I can’t find an okish TTS to use. I tried espeak; I hate the way it sounds, though I could customize the sound.
I think mozilla TTS is the best. But I think this questions should have been asked in Open Source.
My understanding is that Mozilla is continuing to build the CommonVoice dataset for training speech models, but they are no longer developing TTS or STT software themselves.
https://github.com/coqui-ai/TTS is the new home of what was Mozilla’s TTS project. Coqui is a new company where some of the former mozilla speech team ended up. Coqui is continuing to develop both the TTS and STT code and models.
There are a number of other much older free software TTS options, but Coqui’s (formerly Mozilla’s) is by far the best one I’ve heard.
Is there a way to install these on android?
I went looking and found this which implies that the TTS isn’t working on android yet, and this which indicates the STT library does work on android but they have only a very simple and limited demo app so far.

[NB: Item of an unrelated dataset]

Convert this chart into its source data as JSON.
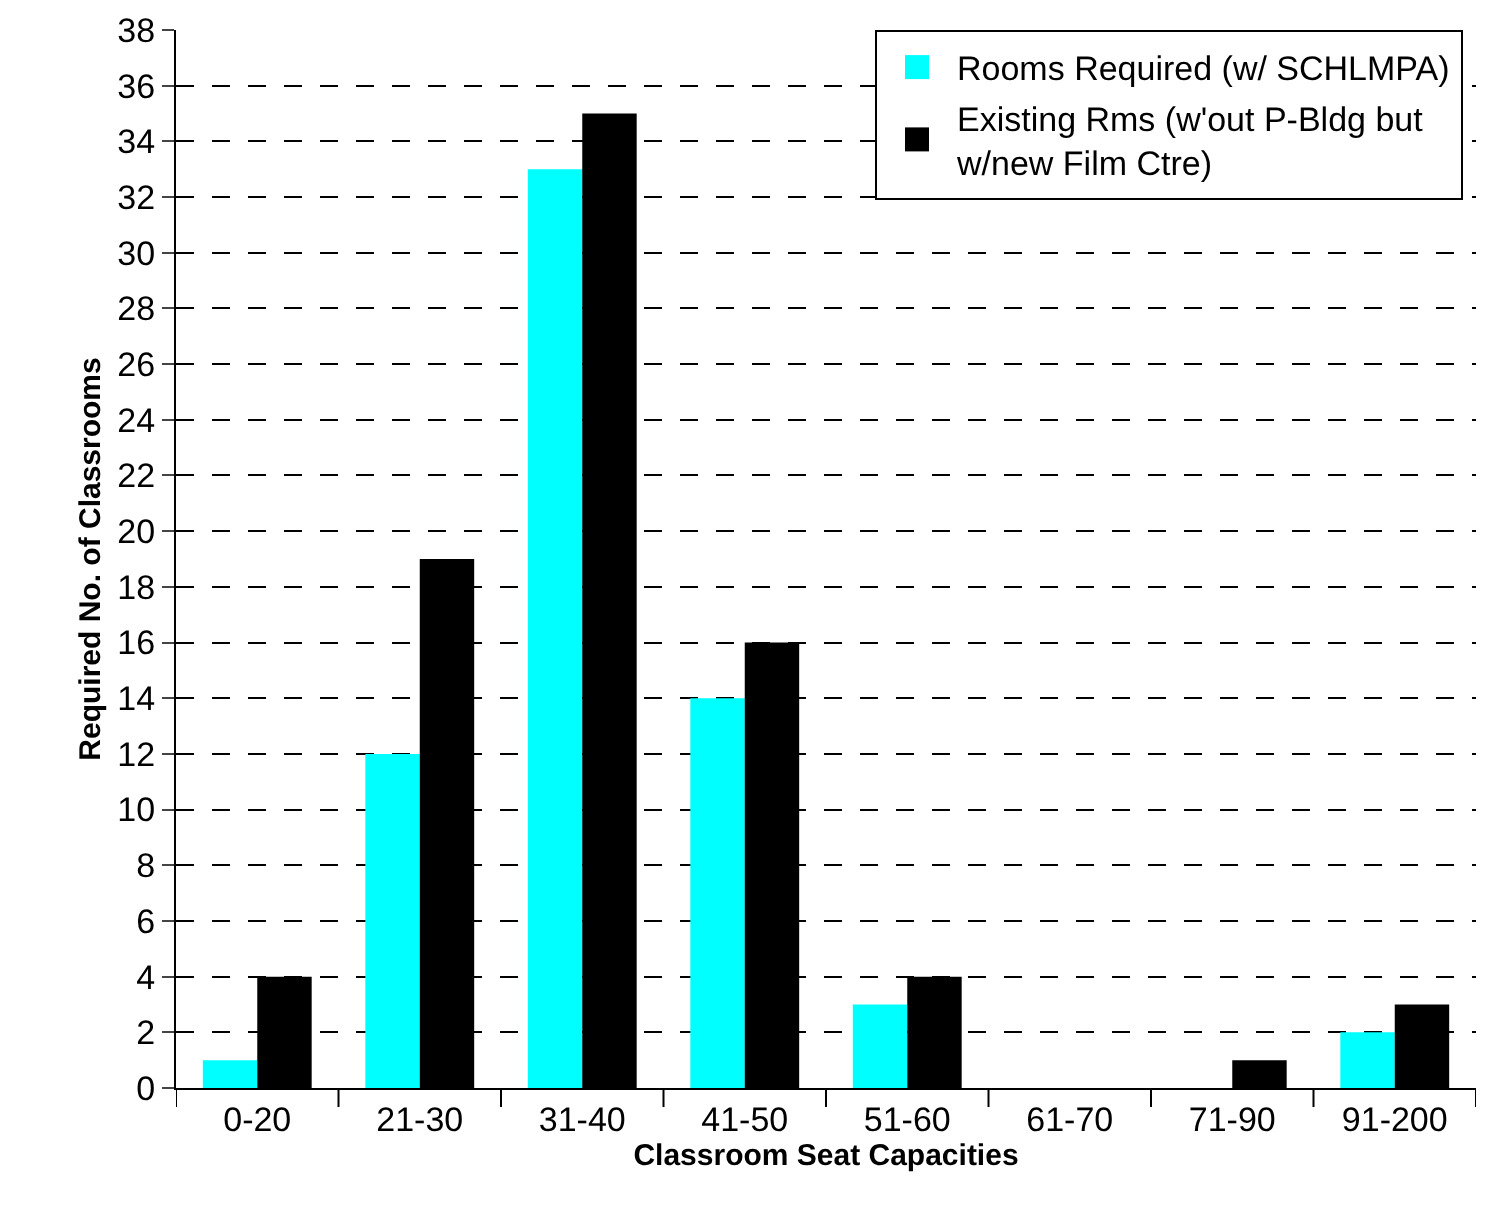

I also found this Voice-Cloning repo which says it has an android app that uses Tacotron2 (one of the models coqui uses, which comes from Google) to do voice cloning… which sounds promising, but I don’t see an apk or build instructions.
Thanks for the answer, sadly it’s exactly what I expected: there is still no way to have a decent working TTS-STT system on android (without Google, of course)
Wow coqui sounds really good, i’m gonna have find a command line thing of that.
Here is page with samples, it sounds pretty good: https://erogol.github.io/ddc-samples/
You can only use small sentences when using coqui-TTS. They should mention that somewhere in the repo, but they don’t. I thought it would be just passing a text file and getting an audio file like
tts < input.txt > output.wav
. But it only works if the text file is divided in small enough sentences which makes it impractical for most cases.I didn’t notice that when i tried it before but now I see what you mean… that is really irritating :(
Also, just now I tried to have it just speak the word “hello” (no punctuation) and got something like “hello oh oh oh oh” with a bit of tonal variation in the strange sounds at the end. So, yeah, I guess they’ve got a ways to go still. Other short phrases I’m trying have good results, but somehow “hello” produces these odd sounds.
I agree.